Poster Presentation 12th International Meeting on AMPK 2023

Exploring the impact of AMPK signaling on the plasticity and differentiation of intestinal stem cells (#70)

Brittany Ellis Jewell 1 , Debbie Ross 1 , Dannielle Engle 2 , Daniel E. Frigo 3 4 5 6 , Reuben J. Shaw 1
  1. Molecular and Cell Biology Laboratory, Salk Institute for Biological Studies, La Jolla, California, United States
  2. Regulatory Biology Laboratory, Salk Institute for Biological Studies, La Jolla, California, USA
  3. Department of Genitourinary Medical Oncology, The University of Texas MD Anderson Cancer Center, Houston, Texas, USA
  4. Center for Nuclear Receptors and Cell Signaling, University of Houston, Houston, Texas, USA
  5. Department of Biology and Biochemistry, University of Houston, Houston, Texas, USA
  6. Department of Cancer Systems Imaging, MD Anderson Cancer Center, Houston, Texas, USA

Intestinal stem cell plasticity and differentiation are known to impact nutrient absorption, water reabsorption, and overall digestive health, however the molecular metabolic signaling that contributes to these processes is poorly understood1. Under nutrient limited conditions, the key metabolic regulator AMPK is activated and inhibits the mechanistic target of mTORC1 pathway, preventing cell growth2.  While mTOR has been studied as a nutrient-sensitive regulator of epithelial differentiation of ISCs3, AMPK’s role in nutrient-sensitive control of cell growth or stem cell fate is unknown. We sought to define the role(s) of AMPK in intestinal stem cell maintenance and differentiation, first employing a model of AMPK a1/a2 conditional knockout in Lgr5+ intestinal stem cells (ISCs) and, separately, in transit amplifying cells using Lrig1-creER. Studies demonstrate that AMPK mediates effects on transcriptional rewiring of metabolism under nutrient- and energy-deprived cells. When and where AMPK is endogenously activated in various intestinal cell populations remains to be defined and is under examination. To unbiasedly define the role of AMPK in intestinal stem cell populations, we will combine single-cell RNA sequencing with Lgr5-creER and Lrig1-creER dependent AMPK knockout to define those genes reliant on intact AMPK signaling, and to specifically examine transcriptional targets that contribute to ISC niche maintenance. Complementary experiments will utilize small and large intestinal organoids. Together, results from these experiments begin to establish the roles of AMPK in the small intestine and colon, defining its impact on growth, metabolism, and stem cell function.

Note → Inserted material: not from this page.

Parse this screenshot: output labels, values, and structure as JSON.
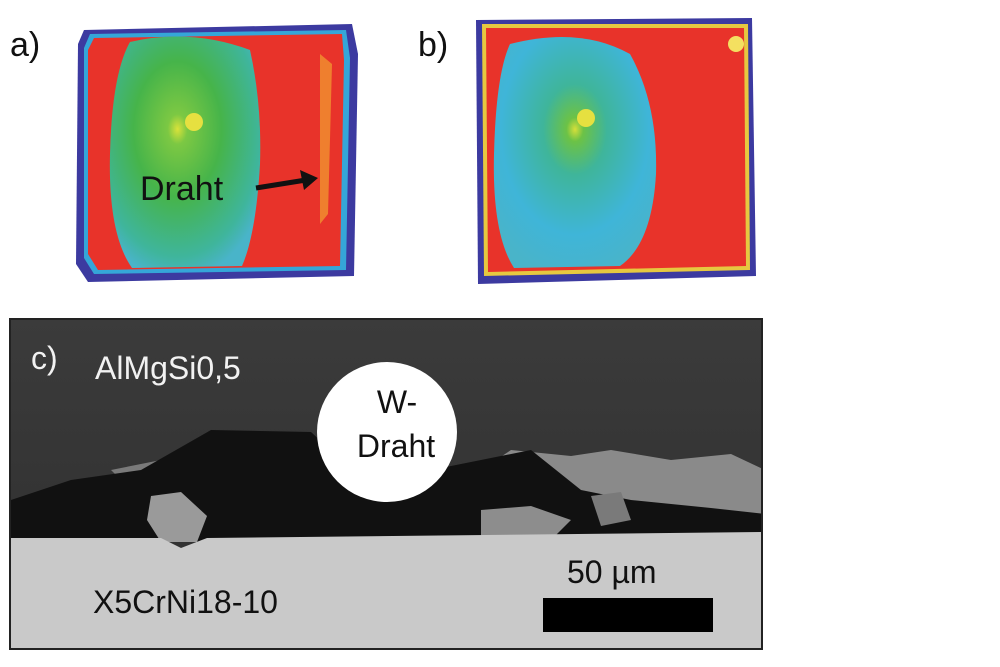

  1. Wang D, Odle J, Liu Y. Metabolic Regulation of Intestinal Stem Cell Homeostasis. Trends Cell Biol. 2021 May;31(5):325-327. doi: 10.1016/j.tcb.2021.02.001. Epub 2021 Feb 26. PMID: 33648839.
  2. Herzig S, Shaw RJ. AMPK: guardian of metabolism and mitochondrial homeostasis. Nat Rev Mol Cell Biol. 2018;19(2):121-35. Epub 2017/10/05. doi: 10.1038/nrm.2017.95. PubMed PMID: 28974774; PMCID: PMC5780224.
  3. Yilmaz, Ö., Katajisto, P., Lamming, D. et al. mTORC1 in the Paneth cell niche couples intestinal stem-cell function to calorie intake. Nature 486, 490–495 (2012). https://doi.org/10.1038/nature11163
  4. Malik N, Ferreira BI, Hollstein PE, Curtis SD, Trefts E, Weiser Novak S, Yu J, Gilson R, Hellberg K, Fang L, Sheridan A, Hah N, Shadel GS, Manor U, Shaw RJ. Induction of lysosomal and mitochondrial biogenesis by AMPK phosphorylation of FNIP1. Science. 2023 Apr 21;380(6642):eabj5559. doi: 10.1126/science.abj5559. Epub 2023 Apr 21. PMID: 37079666.
  5. Joung J, Ma S, Tay T, Geiger-Schuller KR, Kirchgatterer PC, Verdine VK, Guo B, Arias-Garcia MA, Allen WE, Singh A, Kuksenko O, Abudayyeh OO, Gootenberg JS, Fu Z, Macrae RK, Buenrostro JD, Regev A, Zhang F. A transcription factor atlas of directed differentiation. Cell. 2023 Jan 5;186(1):209-229.e26. doi: 10.1016/j.cell.2022.11.026. PMID: 36608654.